3. Looking at the substance of the transaction between the defendant No. 1 and defendant No. 6, it appears that defendant No. 1 became transferee of a portion of the holding: and although the defendant No. 1 could not by his purchase (of the entire holding) acquire any right as against the landlords, the effect of the arrangement as between the defendant No. 1 and defendant No. 6 was that defendant No. 6 continued to remain in possession of a portion of the holding and allowed the defendant No. 1 to occupy the other portion. No case of abandonment was, or could under the circumstances be, set up by the plaintiffs and the surrender by defendant No. 6 in favour of the landlords is found to be collusive. The surrender not being real, the tenancy of defendant No. 6 has not yet terminated and the landlords (the plaintiffs), therefore, are not entitled to possession of the land. The surrender appears to have been made in pursuance of an arrangement with the landlords with the object of defeating the rights of defendant No. 1, the defendant No. 6 retaining possession of the portion of the holding which was in his possession.

4. Under these circumstances, I think, the plaintiffs are not entitled to recover khas possession. The result is that this appeal must be allowed and the suit dismissed with costs throughout.

Richardson, J.

5. I agree. The sale of the holding in execution of a money-decree obtained by a creditor not the landlord, was void as against the latter. That is the landlords' case and the fact is so. But it follows that the reconveyance of a portion of the holding by the purchaser, defendant No. 1, to the original tenant, the defendant No. 6, must also be void as against the landlords The two transactions must stand or fall together. If they both fall, the original tenancy is a subsisting tenancy and will continue to be a subsisting tenancy until it is terminated in a manner re-cognised by law. The landlords cannot re-enter till the tenancy is terminated.

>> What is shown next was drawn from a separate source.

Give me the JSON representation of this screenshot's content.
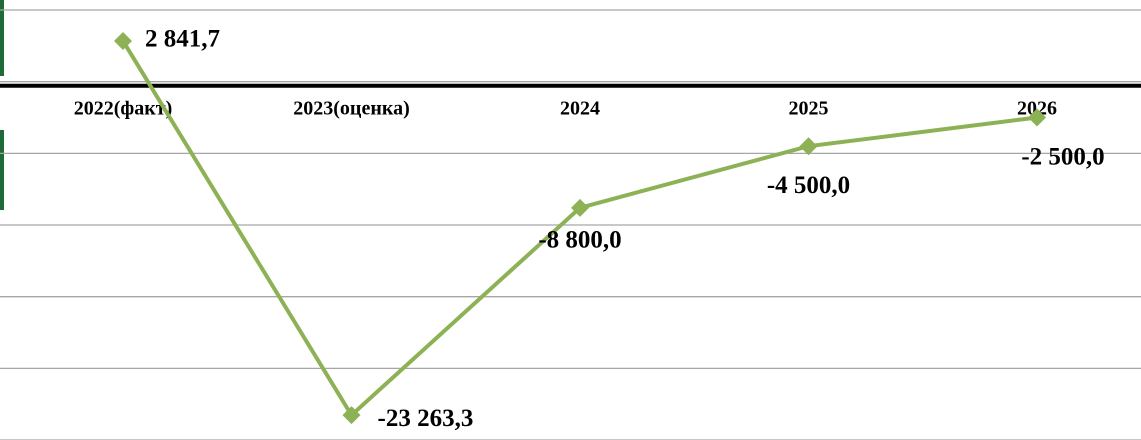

6. It was not the landlords' case in the Courts below that the tenancy had been abandoned by the defendant No. 6, as is now suggested. If that question were open the facts do not appear to show , abandonment. After the purchase by the defendant No 1, the defendant No. 6 resisted his entry and then followed the compromise or arrangement under which the defendant No. 1 reconveyed a portion of the holding to the defendant No. 6 or his sons.

7. As regards the landlords that arrangement amounted in substance to the transfer of a portion of the holding by the defendant No. 6 to the defendant No. 1. It was an arrangement by which the defendant No. 1 with the consent of the defendant No. 6 came to occupy a portion of the holding while the defendant No. 6 continued to occupy the remainder.

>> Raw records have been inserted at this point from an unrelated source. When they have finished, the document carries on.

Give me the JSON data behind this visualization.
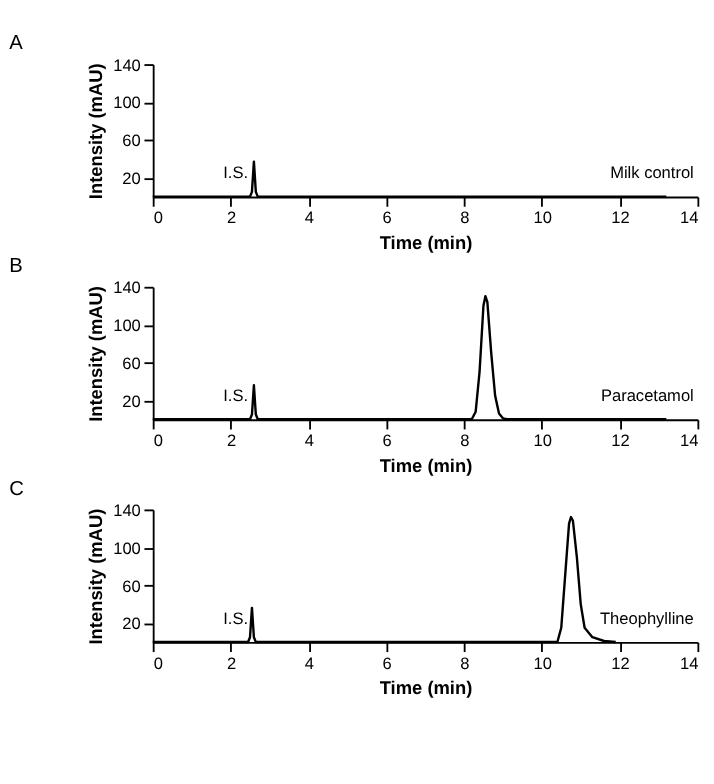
{
  "chart_data": [
    {
      "type": "line",
      "title": "A",
      "xlabel": "Time (min)",
      "ylabel": "Intensity (mAU)",
      "xlim": [
        0,
        14
      ],
      "xticks": [
        0,
        2,
        4,
        6,
        8,
        10,
        12,
        14
      ],
      "ylim": [
        0,
        140
      ],
      "yticks": [
        20,
        60,
        100,
        140
      ],
      "grid": false,
      "marker": "none",
      "line_style": "solid",
      "series": [
        {
          "color": "#000000",
          "x": [
            0,
            2.5,
            2.55,
            2.6,
            2.65,
            2.7,
            13.2
          ],
          "values": [
            0,
            0,
            5,
            37,
            5,
            0,
            0
          ]
        }
      ],
      "annotations": [
        "I.S.",
        "Milk control"
      ]
    },
    {
      "type": "line",
      "title": "B",
      "xlabel": "Time (min)",
      "ylabel": "Intensity (mAU)",
      "xlim": [
        0,
        14
      ],
      "xticks": [
        0,
        2,
        4,
        6,
        8,
        10,
        12,
        14
      ],
      "ylim": [
        0,
        140
      ],
      "yticks": [
        20,
        60,
        100,
        140
      ],
      "grid": false,
      "marker": "none",
      "line_style": "solid",
      "series": [
        {
          "color": "#000000",
          "x": [
            0,
            2.5,
            2.55,
            2.6,
            2.65,
            2.7,
            8.2,
            8.3,
            8.4,
            8.5,
            8.55,
            8.6,
            8.7,
            8.8,
            8.9,
            9.0,
            9.1,
            13.2
          ],
          "values": [
            0,
            0,
            5,
            36,
            5,
            0,
            0,
            8,
            50,
            120,
            130,
            124,
            70,
            25,
            6,
            1,
            0,
            0
          ]
        }
      ],
      "annotations": [
        "I.S.",
        "Paracetamol"
      ]
    },
    {
      "type": "line",
      "title": "C",
      "xlabel": "Time (min)",
      "ylabel": "Intensity (mAU)",
      "xlim": [
        0,
        14
      ],
      "xticks": [
        0,
        2,
        4,
        6,
        8,
        10,
        12,
        14
      ],
      "ylim": [
        0,
        140
      ],
      "yticks": [
        20,
        60,
        100,
        140
      ],
      "grid": false,
      "marker": "none",
      "line_style": "solid",
      "series": [
        {
          "color": "#000000",
          "x": [
            0,
            2.45,
            2.5,
            2.55,
            2.6,
            2.65,
            10.4,
            10.5,
            10.6,
            10.7,
            10.75,
            10.8,
            10.9,
            11.0,
            11.1,
            11.3,
            11.6,
            11.9
          ],
          "values": [
            0,
            0,
            5,
            36,
            5,
            0,
            0,
            15,
            70,
            125,
            132,
            128,
            90,
            40,
            15,
            5,
            1,
            0
          ]
        }
      ],
      "annotations": [
        "I.S.",
        "Theophylline"
      ]
    }
  ]
}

8. The landlords or the plaintiffs, as I have said, did not make a case of abandonment. They put forward an alleged express surrender of the holding contained in a registered instrument. But after the surrender the defendant No. 6 is found to have continued in possession of a portion of the holding and both the Courts below seem to have been of opinion that the transaction was illusory. The surrender in other words was a pretended surrender of the whole holding, and not a true surrender. Such a surrender had not the effect in law of terminating the original tenancy of the defendant No. 6.

9. The appeal, therefore, should be allowed and the suit dismissed with costs throughout.